Nearly 20 percent of Americans have a disability. In the U.S., people with disabilities are more likely to experience health care disparities than the rest of the population. The Equal Rights Center reported that a widespread lack of awareness about disability within the health care industry has created a barrier to medical care access for individuals with disabilities.

Research suggests that one way to reduce health care disparities among people with disabilities is to teach disability-related content to health professions students.

Garrand’s research has already prepared her to become a better physical therapist, said Pechak, who is also the interim associate director of UTEP’s DPT program.

“(The research has) deepened her understanding of research methods, which will directly benefit her ability to be an excellent clinician,” Pechak said. “Physical therapists need to be able to apply current research to optimally serve their patients.”

This past summer, Garrand surveyed 217 physical therapy programs in the U.S. to identify how clinicians train their students about disabilities, including simulation scenarios, class lectures, textbooks and community clinical experiences.

“If a patient has a hearing impairment or if they’re psychologically or cognitively impaired, then we need to approach them differently,” Garrand explained. “In the classroom we practice on each other, but it’s hard to simulate a disability.”

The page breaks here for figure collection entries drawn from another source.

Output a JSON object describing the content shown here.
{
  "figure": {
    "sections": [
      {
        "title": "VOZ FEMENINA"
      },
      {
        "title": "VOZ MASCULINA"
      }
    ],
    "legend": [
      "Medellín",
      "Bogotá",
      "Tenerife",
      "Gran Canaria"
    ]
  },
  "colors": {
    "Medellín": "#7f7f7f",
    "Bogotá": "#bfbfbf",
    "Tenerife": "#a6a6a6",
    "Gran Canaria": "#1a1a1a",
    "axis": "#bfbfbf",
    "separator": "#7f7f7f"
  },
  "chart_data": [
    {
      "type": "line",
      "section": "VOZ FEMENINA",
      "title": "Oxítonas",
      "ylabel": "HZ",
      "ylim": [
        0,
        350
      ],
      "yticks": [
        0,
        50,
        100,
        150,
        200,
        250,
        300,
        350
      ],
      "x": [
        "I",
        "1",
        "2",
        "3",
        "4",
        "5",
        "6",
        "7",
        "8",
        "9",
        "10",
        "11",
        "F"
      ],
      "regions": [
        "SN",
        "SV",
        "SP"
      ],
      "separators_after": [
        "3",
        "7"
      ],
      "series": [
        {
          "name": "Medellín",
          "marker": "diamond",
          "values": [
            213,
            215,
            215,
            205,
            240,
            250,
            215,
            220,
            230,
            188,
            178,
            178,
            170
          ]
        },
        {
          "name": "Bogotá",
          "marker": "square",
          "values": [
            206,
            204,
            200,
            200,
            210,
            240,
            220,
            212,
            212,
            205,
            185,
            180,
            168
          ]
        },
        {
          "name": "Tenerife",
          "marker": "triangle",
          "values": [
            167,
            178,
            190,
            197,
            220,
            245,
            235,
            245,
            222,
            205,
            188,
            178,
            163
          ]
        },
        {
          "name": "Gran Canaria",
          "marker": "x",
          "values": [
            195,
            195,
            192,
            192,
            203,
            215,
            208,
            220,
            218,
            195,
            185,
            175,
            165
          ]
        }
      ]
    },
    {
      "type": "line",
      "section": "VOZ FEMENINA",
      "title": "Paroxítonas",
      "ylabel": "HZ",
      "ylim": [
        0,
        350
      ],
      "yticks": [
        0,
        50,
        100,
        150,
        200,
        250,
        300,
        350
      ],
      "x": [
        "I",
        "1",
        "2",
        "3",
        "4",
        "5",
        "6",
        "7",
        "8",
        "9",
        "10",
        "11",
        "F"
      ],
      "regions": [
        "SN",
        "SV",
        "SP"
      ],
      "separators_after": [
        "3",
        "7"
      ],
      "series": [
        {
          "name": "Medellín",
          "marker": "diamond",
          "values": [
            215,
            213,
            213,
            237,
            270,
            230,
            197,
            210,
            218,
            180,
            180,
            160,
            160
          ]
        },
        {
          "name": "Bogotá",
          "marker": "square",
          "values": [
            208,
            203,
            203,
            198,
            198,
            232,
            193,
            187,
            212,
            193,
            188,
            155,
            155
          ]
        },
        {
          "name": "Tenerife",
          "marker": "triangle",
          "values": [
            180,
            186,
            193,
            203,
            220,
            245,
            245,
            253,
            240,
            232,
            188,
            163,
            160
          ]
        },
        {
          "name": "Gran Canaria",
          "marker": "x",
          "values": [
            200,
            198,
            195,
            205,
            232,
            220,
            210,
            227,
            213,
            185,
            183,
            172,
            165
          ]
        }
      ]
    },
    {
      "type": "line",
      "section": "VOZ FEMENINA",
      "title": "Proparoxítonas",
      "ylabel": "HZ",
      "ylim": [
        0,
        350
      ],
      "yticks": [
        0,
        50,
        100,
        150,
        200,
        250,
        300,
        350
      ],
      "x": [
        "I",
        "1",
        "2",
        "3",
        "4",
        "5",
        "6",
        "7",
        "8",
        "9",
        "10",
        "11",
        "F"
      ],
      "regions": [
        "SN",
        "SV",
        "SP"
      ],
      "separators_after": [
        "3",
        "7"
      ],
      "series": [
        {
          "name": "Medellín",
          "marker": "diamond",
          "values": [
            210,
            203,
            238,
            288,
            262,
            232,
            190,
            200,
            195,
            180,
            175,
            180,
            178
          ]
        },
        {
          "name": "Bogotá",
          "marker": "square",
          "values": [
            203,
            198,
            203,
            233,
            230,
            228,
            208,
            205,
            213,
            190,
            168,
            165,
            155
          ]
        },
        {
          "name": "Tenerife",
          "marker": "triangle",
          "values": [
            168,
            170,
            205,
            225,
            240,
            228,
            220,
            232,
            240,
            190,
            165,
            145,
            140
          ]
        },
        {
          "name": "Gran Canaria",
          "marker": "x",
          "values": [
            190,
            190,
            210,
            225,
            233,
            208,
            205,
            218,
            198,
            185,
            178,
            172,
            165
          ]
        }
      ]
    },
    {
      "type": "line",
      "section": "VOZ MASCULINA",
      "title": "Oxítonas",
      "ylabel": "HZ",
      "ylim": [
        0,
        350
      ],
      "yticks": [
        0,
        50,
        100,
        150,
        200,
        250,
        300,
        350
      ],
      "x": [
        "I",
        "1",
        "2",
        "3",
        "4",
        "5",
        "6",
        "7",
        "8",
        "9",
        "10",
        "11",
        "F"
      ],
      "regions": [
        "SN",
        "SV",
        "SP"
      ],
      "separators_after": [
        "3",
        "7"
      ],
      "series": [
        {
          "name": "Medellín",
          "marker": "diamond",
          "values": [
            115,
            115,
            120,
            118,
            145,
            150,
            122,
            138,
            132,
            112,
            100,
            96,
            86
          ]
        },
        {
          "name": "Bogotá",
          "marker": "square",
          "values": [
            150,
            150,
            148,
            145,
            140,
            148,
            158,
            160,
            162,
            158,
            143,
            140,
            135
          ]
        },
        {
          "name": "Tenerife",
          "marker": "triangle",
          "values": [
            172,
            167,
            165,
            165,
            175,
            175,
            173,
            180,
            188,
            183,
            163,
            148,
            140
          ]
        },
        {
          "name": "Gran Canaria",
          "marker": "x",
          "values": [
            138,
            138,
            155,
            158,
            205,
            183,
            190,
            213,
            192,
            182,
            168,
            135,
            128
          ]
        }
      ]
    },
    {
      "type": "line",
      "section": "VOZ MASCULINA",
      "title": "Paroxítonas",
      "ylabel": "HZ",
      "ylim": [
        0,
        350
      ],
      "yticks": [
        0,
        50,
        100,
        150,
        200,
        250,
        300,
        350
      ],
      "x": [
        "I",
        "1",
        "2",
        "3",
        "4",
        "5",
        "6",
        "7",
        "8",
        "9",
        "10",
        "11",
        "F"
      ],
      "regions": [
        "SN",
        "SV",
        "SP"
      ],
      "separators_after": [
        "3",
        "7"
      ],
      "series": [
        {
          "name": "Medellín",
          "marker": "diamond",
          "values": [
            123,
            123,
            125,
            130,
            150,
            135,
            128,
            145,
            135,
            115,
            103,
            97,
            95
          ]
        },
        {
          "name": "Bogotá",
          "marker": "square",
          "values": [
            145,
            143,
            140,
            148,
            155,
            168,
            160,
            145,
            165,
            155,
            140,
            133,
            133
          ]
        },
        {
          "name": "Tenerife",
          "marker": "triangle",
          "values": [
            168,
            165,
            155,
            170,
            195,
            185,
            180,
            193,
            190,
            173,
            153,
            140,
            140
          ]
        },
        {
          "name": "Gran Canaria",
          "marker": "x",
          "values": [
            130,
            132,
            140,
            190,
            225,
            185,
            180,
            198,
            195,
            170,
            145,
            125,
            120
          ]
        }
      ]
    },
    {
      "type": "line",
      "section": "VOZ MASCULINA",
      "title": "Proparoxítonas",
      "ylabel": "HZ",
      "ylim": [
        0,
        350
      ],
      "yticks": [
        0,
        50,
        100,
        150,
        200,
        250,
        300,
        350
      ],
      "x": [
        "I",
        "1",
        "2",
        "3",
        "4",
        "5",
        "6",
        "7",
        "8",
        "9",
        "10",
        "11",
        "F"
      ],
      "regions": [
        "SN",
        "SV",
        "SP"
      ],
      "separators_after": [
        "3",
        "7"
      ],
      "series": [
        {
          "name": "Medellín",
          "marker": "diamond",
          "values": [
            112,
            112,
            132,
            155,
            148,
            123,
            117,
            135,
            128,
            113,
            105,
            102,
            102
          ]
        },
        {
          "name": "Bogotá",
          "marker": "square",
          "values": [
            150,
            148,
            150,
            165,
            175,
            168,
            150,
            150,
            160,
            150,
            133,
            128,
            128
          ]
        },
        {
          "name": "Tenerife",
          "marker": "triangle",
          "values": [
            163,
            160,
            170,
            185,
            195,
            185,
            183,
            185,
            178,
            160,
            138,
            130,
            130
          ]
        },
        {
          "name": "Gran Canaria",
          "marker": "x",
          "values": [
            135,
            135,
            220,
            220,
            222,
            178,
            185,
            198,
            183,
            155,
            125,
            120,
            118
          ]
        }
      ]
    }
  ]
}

During the spring semester, Garrand and her classmates had the opportunity to interact with patients from Mentis Neuro Rehabilitation in El Paso. Students not only practiced their assessment skills, but they also were able to engage patients one-on-one.

Jimmy Moody, clinical coordinator at Mentis in El Paso, said these types of hands-on experiences allow students to focus on the patients’ abilities rather than their disabilities while they practice the skills they’ve learned in class.

“As health care providers, we need to have that attitude that we’re not trying to find something wrong with a patient,” said Moody, a UTEP graduate. “We’re trying to find what they’re able to do and their unique talents and strengths and put that into function in their daily lives.”

About 40 percent of the programs Garrand contacted have responded to the survey. She will analyze the data this fall and hopes to present her findings at the 2015 UTEP Graduate Student Expo in November. She also plans to work with Pechak on a manuscript for the Journal of Physical Therapy Education.

“This research is not really limited to physical therapy,” Garrand said. “All these other programs, whether its occupational therapy, speech language pathology, rehabilitation counseling or even nursing, they work with people with disabilities. So if we can pass on any of our knowledge or training that we deem effective from our research, then it could really benefit all of UTEP and the health sciences.”

The DPT program has also offered Garrand opportunities to engage in the community. After participating in a service learning course at La Posada Home, a homeless shelter for women and children in downtown El Paso, in 2014, Garrand and DPT student Amber Flores were inspired to build a soccer field for children at the shelter.

Their goal is to raise $7,000 to lay down a synthetic turf in La Posada’s backyard by Christmas and purchase a net, soccer balls and athletic shoes for the children. Garrand and Flores have organized small fundraisers and they’ve also set up a GoFundMe page.

Garrand said when she and Flores weren’t helping the children with homework, the two students spent most of their time playing soccer with the kids in the backyard.

“There are just rocks, nails and old boards back there and the kids kept falling and hurting themselves,” Garrand recalled. “All the kids wanted to do was play soccer. We decided to make them a soccer field because we wanted to do something for them to make them happy. This is our way of giving back.”